Older, less efficient fossil-fuel power plants will be the least likely to grow market share. The EIA expects a 1% increase in natural gas-fired power plant output (that might be a little low given recent price trends). Meanwhile, coal-fired power plants are expected to generate 20% less electricity in 2020 than in 2019. That would drop output to the lowest level in 60 years and have major implications for individual investors.

Transmission line towers.

Image source: Getty Images.

Brace for impact on the power sector

Investors have already taken the impact of the coronavirus pandemic into account for coal miners such as Alliance Resource Partners (ARLP -0.21%). The coal producer was forced to idle certain mines, suspend its quarterly distribution, and significantly reduce full-year 2020 production guidance. Initially expecting output of about 36.5 million tons this year, the partnership now expects production of only about 28 million tons. 

That lines up with broader trends. For the week ending April 11, the country's year-to-date coal production was 18% lower than for the same period in 2019. The EIA expects U.S. coal production to decline 22% from 2019 to 2020, driven by lower domestic demand and declining opportunities for exports to the European Union and India as they deal with health crises of their own. 

Investors will also need to consider how the pandemic affects power generators and electric utilities. All will be impacted, but the geographic distribution of renewable energy potential and natural gas infrastructure -- likely to be the most resilient in the face of quickly declining electricity demand -- suggests the impacts could vary widely across the country. 

Energy companies that are heavily reliant on renewable energy and don't own many coal assets, such as NextEra Energy and Xcel Energy, might be a little more resilient during the power sector downturn of 2020. The same might apply to companies that lack access to high-quality renewable assets but moved quickly to transition away from coal and toward natural gas.

Take Dominion Energy (D -1.49%) as an example. Coal had a 52% share of the company's power mix in 2005, but just 12% in 2019. That suggests the business should be able to blunt economic risks compared to peers that are more reliant on coal.

Dominion Energy could also benefit from the customer mix of its leading electric utility, Dominion Energy Virginia, which is expected to contribute 47% of total earnings in 2020. The subsidiary leaned on commercial customers for roughly one-third of operating revenue in 2019. While electricity demand among commercial customers is expected to fall 4.7% in 2020 across the U.S., the utility sells nearly 30% of its commercial load to data centers -- a customer group that likely won't see waning demand during the pandemic. 

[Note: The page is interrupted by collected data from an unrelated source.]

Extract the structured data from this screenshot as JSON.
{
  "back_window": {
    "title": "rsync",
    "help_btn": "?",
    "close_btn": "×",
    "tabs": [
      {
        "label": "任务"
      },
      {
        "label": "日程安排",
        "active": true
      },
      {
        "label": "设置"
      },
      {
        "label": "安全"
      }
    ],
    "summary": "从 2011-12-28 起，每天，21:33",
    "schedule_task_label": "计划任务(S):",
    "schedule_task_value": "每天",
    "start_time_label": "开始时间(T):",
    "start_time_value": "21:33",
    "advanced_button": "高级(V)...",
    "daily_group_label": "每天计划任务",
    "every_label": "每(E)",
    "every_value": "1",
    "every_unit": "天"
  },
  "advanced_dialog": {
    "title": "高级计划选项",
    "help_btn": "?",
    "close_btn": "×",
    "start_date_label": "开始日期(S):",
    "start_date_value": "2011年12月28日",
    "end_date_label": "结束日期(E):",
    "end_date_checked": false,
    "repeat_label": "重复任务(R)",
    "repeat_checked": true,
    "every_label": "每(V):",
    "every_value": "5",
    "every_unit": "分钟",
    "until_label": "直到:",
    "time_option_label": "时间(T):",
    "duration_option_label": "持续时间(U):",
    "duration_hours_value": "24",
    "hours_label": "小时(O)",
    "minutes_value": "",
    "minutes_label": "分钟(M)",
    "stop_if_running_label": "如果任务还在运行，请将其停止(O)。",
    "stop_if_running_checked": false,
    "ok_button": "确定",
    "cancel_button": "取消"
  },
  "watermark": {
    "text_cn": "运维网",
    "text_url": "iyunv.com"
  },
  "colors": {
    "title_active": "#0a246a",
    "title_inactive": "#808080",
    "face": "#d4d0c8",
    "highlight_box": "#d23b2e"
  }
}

The main takeaway is that investors need to evaluate companies on a case-by-case basis rather than making broad generalizations for the industry.

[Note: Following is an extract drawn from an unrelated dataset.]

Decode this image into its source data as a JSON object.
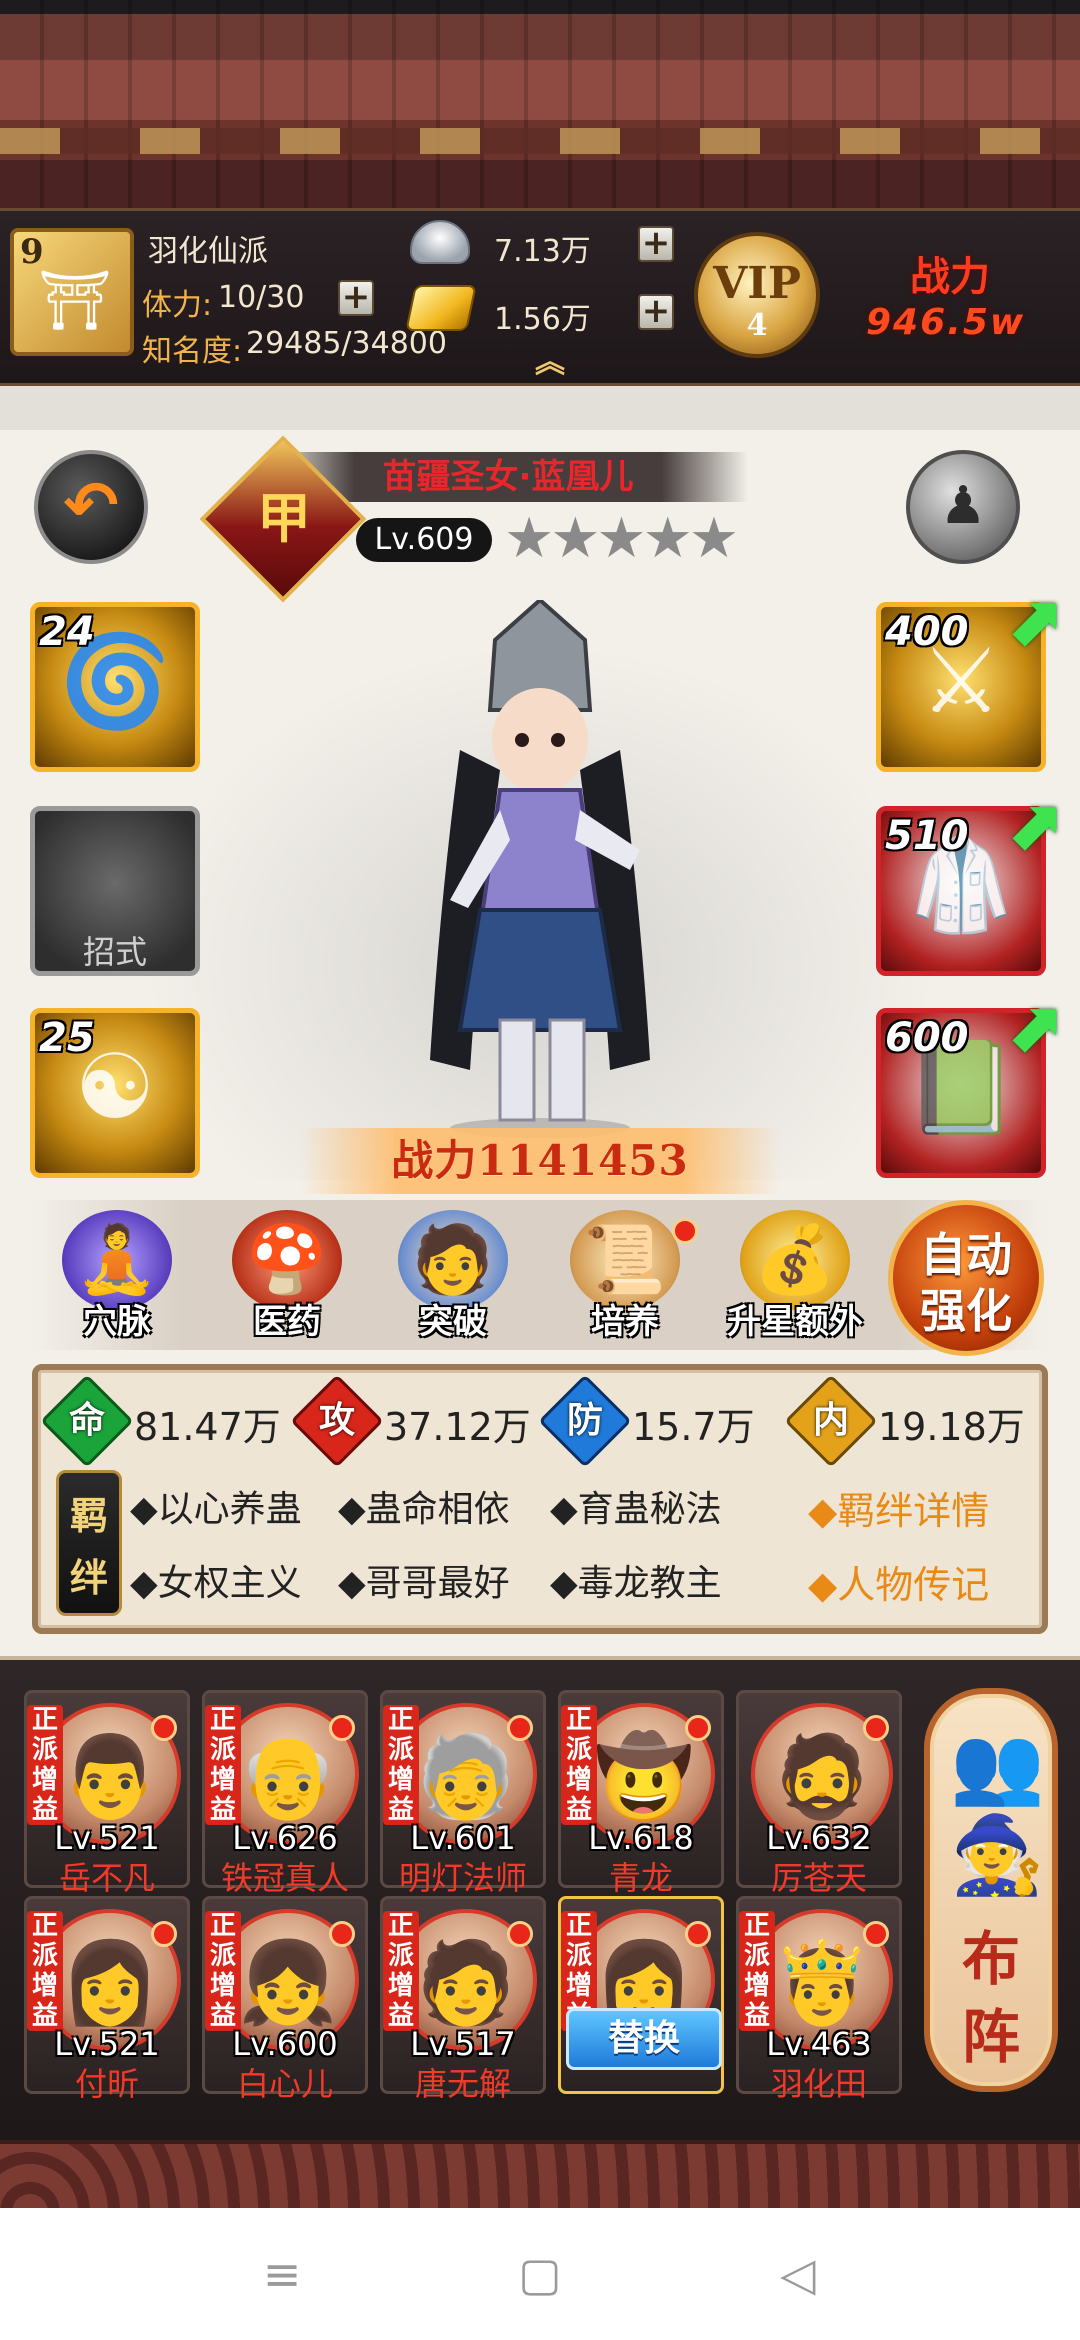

Can coal recover from a terrible 2020?

The COVID-19 pandemic and policies to mitigate it are expected to significantly reduce total U.S. electricity demand. When combined with milder temperatures and surging capacity for renewable energy power sources, investors can expect coal-fired power plants to struggle in 2020. 

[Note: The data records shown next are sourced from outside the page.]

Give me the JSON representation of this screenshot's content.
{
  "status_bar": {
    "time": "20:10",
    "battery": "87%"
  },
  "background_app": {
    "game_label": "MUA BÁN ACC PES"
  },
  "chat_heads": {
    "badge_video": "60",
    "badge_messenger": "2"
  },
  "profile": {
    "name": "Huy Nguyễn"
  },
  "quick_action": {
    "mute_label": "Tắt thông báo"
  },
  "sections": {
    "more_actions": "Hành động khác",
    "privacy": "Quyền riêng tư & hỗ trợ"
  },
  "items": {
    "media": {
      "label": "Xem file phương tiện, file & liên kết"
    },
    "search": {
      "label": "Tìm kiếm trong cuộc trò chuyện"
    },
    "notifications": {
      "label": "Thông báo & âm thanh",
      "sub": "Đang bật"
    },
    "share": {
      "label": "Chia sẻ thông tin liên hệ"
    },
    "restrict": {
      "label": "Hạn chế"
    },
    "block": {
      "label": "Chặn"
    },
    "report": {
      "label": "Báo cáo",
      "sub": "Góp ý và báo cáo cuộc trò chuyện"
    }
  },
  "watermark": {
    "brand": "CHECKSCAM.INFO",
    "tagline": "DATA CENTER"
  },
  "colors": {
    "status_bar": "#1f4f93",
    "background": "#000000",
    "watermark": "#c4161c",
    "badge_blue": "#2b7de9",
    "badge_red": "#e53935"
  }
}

While an economic recovery in 2021 or 2022 would be accompanied by an increase in energy consumption, the market share gains made by renewable energy and natural gas might prove permanent, especially considering coal assets will be two or three years older by the time a recovery takes place. Simply put, America's coal fleet has had it rough in recent years, and it might not recover from the coronavirus pandemic.